Weekly Bible Reflection
MARK'S ALTERNATIVE ECONOMY
It is generally thought that Mark's gospel was the first of the gospels, written between 65 and 75 AD. The author was most probably a Greek speaking Roman follower of Jesus. The actual location of the Marcan household communities is unknown: possibly an urban setting, perhaps Rome or Alexandria.
Some describe the gospel as a passion narrative with an extended introduction believing that Mark is trying to make sense of the terrible war in the late 60s and eventual destruction of Jerusalem. As 'a war-time gospel' people were asking why everything had fallen apart? Certainly, the circumstances surrounding the gospel suggest an overwhelming sense of despair. Economic policy and high taxation stripped many of their ancestral lands plunging them into deep poverty, which fuelled the revolution against the occupying Roman power. It was a terrible bloody conflict ending with the sacking of Jerusalem and destruction of the Temple bringing the sacrificial system to an abrupt end. The great fire of Rome, blamed on Christians by Emperor Nero, is also part of the backdrop to this gospel.
It's not surprising that Mark's community struggled to be faithful to Jesus and his vision. They were constantly under suspicion from the authorities, who questioned their loyalty to the Emperor and observance of accepted religious practices. Consequently, society showed contempt and hostility towards the Christian community. Internally, there was an air of suspicion and uncertainty, particularly towards strangers, in the face of the betrayal of fellow Christians to the authorities and martyrdom.

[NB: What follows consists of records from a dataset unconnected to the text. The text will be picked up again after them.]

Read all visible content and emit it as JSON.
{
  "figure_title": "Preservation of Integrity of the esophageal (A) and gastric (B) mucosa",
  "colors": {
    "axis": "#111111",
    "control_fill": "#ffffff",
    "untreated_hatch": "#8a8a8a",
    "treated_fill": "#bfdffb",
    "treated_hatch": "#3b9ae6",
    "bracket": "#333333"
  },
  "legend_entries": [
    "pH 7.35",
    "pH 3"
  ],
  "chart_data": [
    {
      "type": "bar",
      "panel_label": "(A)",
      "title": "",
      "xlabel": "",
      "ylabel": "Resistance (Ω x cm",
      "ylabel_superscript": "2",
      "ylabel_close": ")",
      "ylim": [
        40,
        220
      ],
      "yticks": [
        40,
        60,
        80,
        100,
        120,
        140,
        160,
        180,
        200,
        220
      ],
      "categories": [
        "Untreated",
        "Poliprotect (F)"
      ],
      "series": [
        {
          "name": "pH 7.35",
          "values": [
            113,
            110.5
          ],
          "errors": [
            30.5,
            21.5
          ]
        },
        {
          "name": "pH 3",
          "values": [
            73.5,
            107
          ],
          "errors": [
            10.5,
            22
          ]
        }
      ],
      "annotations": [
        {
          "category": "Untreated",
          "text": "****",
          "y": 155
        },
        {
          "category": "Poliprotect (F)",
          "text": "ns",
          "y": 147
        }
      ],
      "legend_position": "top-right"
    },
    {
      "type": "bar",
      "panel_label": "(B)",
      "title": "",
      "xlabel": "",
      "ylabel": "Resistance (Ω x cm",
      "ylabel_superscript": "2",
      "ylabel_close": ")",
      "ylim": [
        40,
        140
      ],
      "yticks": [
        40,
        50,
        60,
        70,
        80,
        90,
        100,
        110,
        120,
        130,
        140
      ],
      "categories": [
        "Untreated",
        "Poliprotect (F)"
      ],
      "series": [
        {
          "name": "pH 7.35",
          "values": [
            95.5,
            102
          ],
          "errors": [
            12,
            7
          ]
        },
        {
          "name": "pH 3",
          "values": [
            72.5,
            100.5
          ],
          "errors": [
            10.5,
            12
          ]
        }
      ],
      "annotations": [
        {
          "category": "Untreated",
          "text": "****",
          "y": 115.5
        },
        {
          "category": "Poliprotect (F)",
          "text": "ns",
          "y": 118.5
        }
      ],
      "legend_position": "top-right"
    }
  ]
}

Mark's is a short racy gospel outlining the faith of a community seeking to follow Jesus in a world very different from that of Jesus. Some things remained the same: Roman occupation, violent oppression, high taxation, landlessness and deep poverty.
The gospel starts in a place of aloneness and ends in abandonment in a sealed tomb. These are the bookends of a story in which Mark's Jesus invites his followers to create an alternative economy where they are (from the Greek oikos meaning household).
Mark poses the question - 'in a world of tragedy and pain, who is God and how are we to be an authentic disciple community?' Mark wrestles with the apparent absence of God in the face of oppression, suffering and death and provides an understanding of Jesus the Messiah in terms of the figure of the suffering servant. These questions are just as relevant to us today as then.
God is revealed to us in Jesus, as the bringer of the 'important news' that God is not separate from humanity but One who comes among us to set us free, together with the whole of creation. This God draws us into communion and seeks to establish communities of followers that will develop an alternative way of living in the face of suffering, disease, betrayal, abandonment and death; a way that gives expression to a deep hope based on God's unfailing love for all. As New Testament scholar Michael Trainor says: 'The Gospel of Mark and its proclamation ... can offer surprising hope in a world where many know failure and loneliness.'
As we journey through Mark, we need to hear the story from social, political, cultural and communal perspectives not just religious and personal. As we read Mark's gospel we will see reflected there, issues and concerns that we wrestle with as communities of faith. We are invited to make the links between Mark's community and our own.
The liturgical year B is somewhat bitty in that we digress from time to time into John's gospel and Acts as we progress through the year. This makes it more difficult to maintain a sense of continuity. We will offer commentary on the set readings as we go.